What makes this sustainable?

Controls deployed without a maintenance cycle erode. The catalog you build today is outdated before the year is out. New tools appear constantly: Harmonic’s data shows the average organization encounters 23 previously unknown AI tools per quarter, even in environments with active controls. The program has to account for that rate.

What I recommend as a minimum cadence:

Monthly: review new AI tools appearing in traffic logs, flag anything with significant usage for catalog evaluation
Quarterly: update the approved catalog, review which sanctioned tools employees are actually using versus which they’re routing around
Annually: re-evaluate the overall program, check whether governance policy still reflects what the tools do and what the data risk has become

The NSW Reconstruction Authority case from part one illustrates what happens without this. Seven months elapsed between the incident and disclosure because nobody was actively monitoring. A contractor submitted data through a consumer account with no enterprise terms, and there was no mechanism to detect it. The monitoring layer exists to close that window. A governance program without a detection cycle is a policy document, not a control.

The maintenance cycle covers what you find proactively. Incident response covers what you find after something has already happened. Under GDPR Article 33, the 72-hour notification window to your supervisory authority starts the moment you have a reasonable degree of certainty that personal data has been compromised, not when the investigation is complete. Notification is required when the breach is likely to result in a risk to individuals. Either way, you need a defined process: who makes that determination, who notifies, who contacts affected individuals. Without one, you will miss the window.

Frequently Asked Questions

How many tools should be in an approved AI catalog?

There’s no minimum or maximum. A catalog with two tools that employees actually use is more effective than one with twenty that nobody trusts. Start with the tools identified during the inventory phase that have legitimate enterprise terms available. Add based on what employees actually need, not what looks complete on paper.

Do you need Microsoft 365 Copilot to run a shadow AI governance program?

No. Copilot is a useful anchor for the catalog because it covers a wide range of use cases within the Microsoft compliance boundary, but it’s optional. A governance program can work with any combination of approved tools, as long as those tools have appropriate data processing terms and the approved use cases are clearly defined.

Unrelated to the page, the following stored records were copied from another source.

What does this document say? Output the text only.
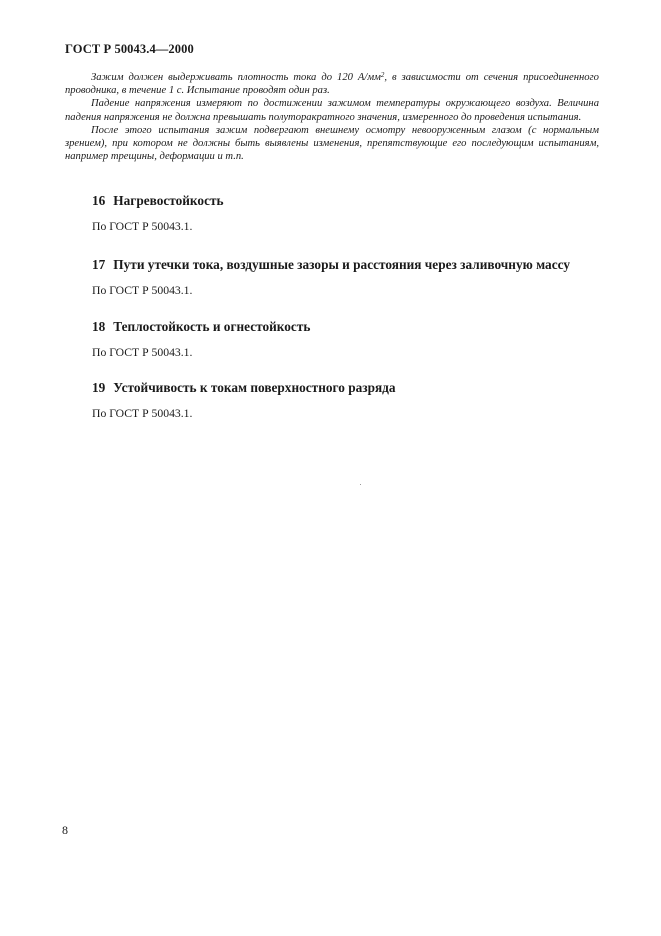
ГОСТ Р 50043.4—2000

Зажим должен выдерживать плотность тока до 120 $А/мм^2$, в зависимости от сечения присоединенного проводника, в течение 1 с. Испытание проводят один раз.

Падение напряжения измеряют по достижении зажимом температуры окружающего воздуха. Величина падения напряжения не должна превышать полуторакратного значения, измеренного до проведения испытания.

После этого испытания зажим подвергают внешнему осмотру невооруженным глазом (с нормальным зрением), при котором не должны быть выявлены изменения, препятствующие его последующим испытаниям, например трещины, деформации и т.п.

16 Нагревостойкость
По ГОСТ Р 50043.1.
17 Пути утечки тока, воздушные зазоры и расстояния через заливочную массу
По ГОСТ Р 50043.1.
18 Теплостойкость и огнестойкость
По ГОСТ Р 50043.1.
19 Устойчивость к токам поверхностного разряда
По ГОСТ Р 50043.1.
8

What do you do about AI tools employees use on personal devices?

MAM is the technical answer. It wraps corporate apps in a managed container without requiring full device enrollment. Data inside that container can’t be copied to unmanaged apps. On Windows, Edge for Business with a managed browser profile creates the same isolation. What MAM doesn’t cover is data employees type from memory, which is where use case limits in the AI catalog and clear communication to employees fill the gap.

What happens when a new AI tool appears that isn’t in the catalog?

Ideally: an employee submits it through a defined review process with a 30-day SLA, and gets an answer before they’ve already made a decision. In practice, most organizations don’t have that process yet, and employees make individual judgments. The catalog needs a submission path before you can expect employees to use it. Without one, the catalog is a list of what’s approved, not a program for managing what isn’t.

Shadow AI governance isn’t a security program. It’s a response to a gap between what employees need and what the organization provides. The controls matter, but they’re only sustainable when the gap is actually closing. That means sanctioned tools that work, corporate data contained at the app layer so it can’t reach unauthorized AI, and a maintenance cycle that keeps the program current.

The organizations that get this right aren’t the ones with the best DLP policies. They’re the ones that made it easier to use the approved tool than to find a workaround.